Right to lodge a complaint with a supervisory authority (Art. 77) — you can complain to ANSPDCP at https://www.dataprotection.ro at any time.

6. Security

All data is stored encrypted at rest by our cloud provider (Supabase) and is transmitted over TLS.
Access from inside the app is gated by row-level security in the database — every query is checked against your identity, server-side, before it is allowed.
Administrative actions on user data are written to an audit log.
We use Google or Microsoft single sign-on for organiser accounts; we do not store organiser passwords.
Riders who join via QR code use a short-lived authentication token bound to a specific ride; that token cannot be refreshed or used outside the ride.

7. Children

Drove is not for users under 16. By Romanian law (Law 190/2018, implementing GDPR Art. 8), the digital age of consent is 16, and we do not have a parental-consent verification mechanism. The app asks every new user to confirm they are 16 or older before they can join or sign in. If you become aware that a child under 16 has provided data to us, please email petrepopescu21@gmail.com and we will delete it.

8. Who else processes your data

We use a small number of third-party services to run Drove. Each of them processes personal data on our behalf, under a written Data Processing Agreement (DPA). The full list — including each company's location, the type of data they handle, and the legal mechanism that protects EU-to-non-EU data transfers — is in sub-processors.md.

In summary:

Supabase (Ireland) — primary database, authentication, file storage, real-time pipeline. Your data is stored in the European Union.
Vercel (United States; we use their EU regions for Drove) — hosting for the admin web dashboard.
Google LLC (United States) — Google Maps API and Google sign-in.
Microsoft (United States) — Microsoft sign-in.
Sentry (preferred: Germany region; otherwise United States) — error monitoring.
Apple and Google (Play Store) — app distribution.
Expo (650 Industries) (United States) — the build pipeline that produces the mobile app binaries; does not process user data at runtime.

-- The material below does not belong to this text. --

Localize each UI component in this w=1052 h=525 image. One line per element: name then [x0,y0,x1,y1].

We do not sell your data to anyone. We do not share it with advertising networks. We do not pass it to anyone for direct marketing.

9. International transfers

Your data is primarily stored in the European Union (Ireland, on Supabase). For some of the third parties listed above (Google, Microsoft, Sentry US, Vercel, Expo), some processing happens in the United States. Those transfers are protected either by:

the EU–US Data Privacy Framework for vendors who are certified under it (Google, Microsoft); or
Standard Contractual Clauses (SCCs) issued by the European Commission for vendors who are not.

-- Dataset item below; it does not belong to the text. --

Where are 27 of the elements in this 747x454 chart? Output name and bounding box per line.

The mechanism in force per vendor is documented in sub-processors.md.

10. Changes to this policy

If we change this policy in a way that materially affects you, we will:

Update the version: field at the top of this document and at version: YYYY-MM-DD references inside the app code,
Re-prompt every user to accept the new version on their next session.

You can always see the change history on GitHub.

11. How to contact us

Email: petrepopescu21@gmail.com

We aim to respond to data-subject requests within 30 days as required by GDPR Art. 12(3), and usually faster.